Take heart. This grind of a course just got a lot easier. The $1.35 trillion tax cut President Bush signed last week may be loaded with numbing nuances on a broad range of tax fronts. But on the issue of saving for college, it's perfectly clear: so-called 529 plans, which allow tax-free withdrawals for college expenses, are a no-brainer for just about everyone.
Named after a section of the tax code, 529 plans are run by the states, and soon all 50 will have a version. These plans are open to everyone. Contributions are often deductible at the state level, and you can sock away as much as $250,000 per child. The plans are so popular that fund company American Century, one of the first to offer a tailored college-savings vehicle, scrapped its once popular program last year in favor of Learning Quest, a national 529 plan run through Kansas.

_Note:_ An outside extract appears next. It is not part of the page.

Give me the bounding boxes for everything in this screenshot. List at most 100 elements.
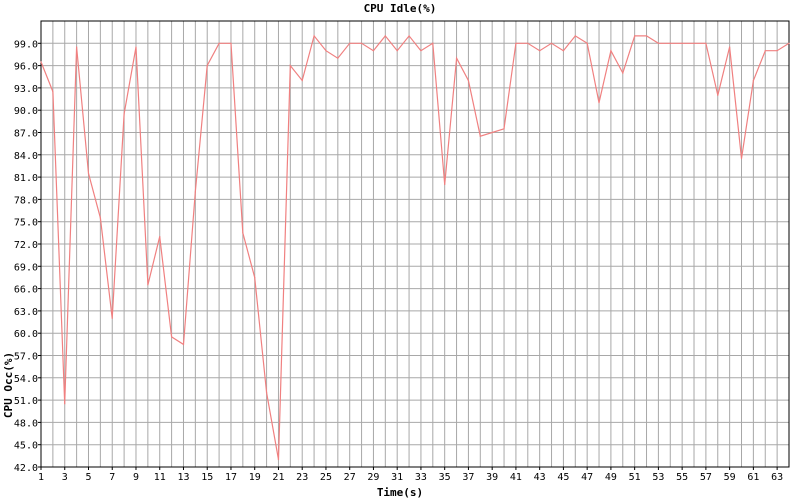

Yes, 529 plans reduce chances of getting financial aid, some charge high fees, and there is a penalty if you don't use the money for tuition, books or room and board. No, you don't have a lot of control over how the money is invested. Yet look at the upside: you retain total control over the money--unlike that in a custodial account, which becomes the property of your child at age 18 or 21. Better still, the savings have always grown tax-deferred before being taxed at the child's rate upon withdrawal. And here's great news: starting next year, there's no tax on withdrawals, tipping the scales in favor of 529 plans for most people.
Fund company T. Rowe Price found that the same $5,000 yearly investment by a taxpayer in the 28% bracket over 18 years resulted in total savings of $287,704 in a new 529 plan, $250,157 in a custodial account (under the Uniform Gift to Minors Act) and $224,527 in a taxable account, based on a 10% rate of return. The gap narrows over shorter durations. After just five years, the same investment produces $38,520 in a 529 plan, $37,368 in a custodial account and $34,587 in a taxable account.
If you have just a few years, 529 plans may not be best, given their relative inflexibility. Go with a taxable account invested in a broad stock index. That enhances your ability to get college aid and to use the Lifetime Learning and Hope Scholarship credits freely. It also puts you in full control of your money. But for early starters, you can't beat the new 529 plans, which make it even easier now to move assets among extended family members.
Note that Congress can giveth--and taketh. Critics view the new provision as a freebie to the rich and charge that the easy money will lead exclusive universities to raise rates, putting the very best education further out of reach. So the tax-free nature of 529s may not last. But don't let that stop you. Saving somewhere--anywhere--is the key to passing this class.